Some of Maryland’s Black lawmakers were insulted by the amount of funding Gov. Larry Hogan proposed on Wednesday to satisfy a lawsuit over the state’s inequitable funding of four public Historically Black Colleges and Universities.
Hogan, a Republican, offered up to $100 million over 10 years. He notified the Legislative Black Caucus of Maryland Chairwoman Cheryl Glenn of his proposal in a letter, according to Afro.com. This comes after a federal court ordered Maryland in November to correct its public higher education investment disparity.
“We are happy that the governor is in the frame of mind to resolve this lawsuit,” Glenn said. However, she viewed that offer as just a starting point to resolve a legal dispute that goes back to 2006 between the state and the universities (Morgan State University, Coppin State University, Bowie State University and the University of Maryland Eastern Shore).
Publicly funded HBCUs, like the ones in Maryland, are struggling to survive financially. For decades, state governments have underfunded them compared to predominantly White state institutions. Unlike flagship state universities, the Black universities charge much lower tuition, enroll fewer students and receive smaller private donations.
At the same time, there’s a widespread legacy of discrimination and neglect from state governments. Eighteen HBCUs in several states had not received nearly $57 million of state funding, according to a 2013 report from the Association of Public and Land Grant Universities.

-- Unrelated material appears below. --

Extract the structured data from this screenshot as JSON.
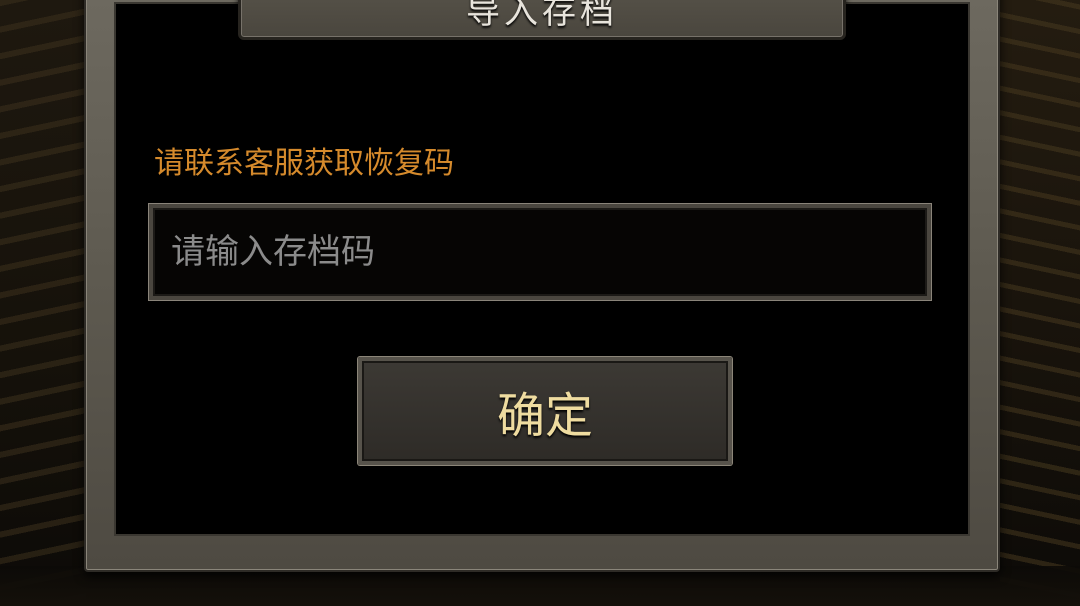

Other lawmakers were less generous than Glenn in their response to Hogan’s offer. “That’s like throwing peanuts at a very gigantic problem,” Del. Nick Mosby said after breaking down the numbers. The four HBCUs would receive about $2.5 million per year over a decade. Hogan’s offer is also getting a cold response outside the Legislature. David Burton, the lead plaintiff in the case, described the $100 million as a “slap in the face.”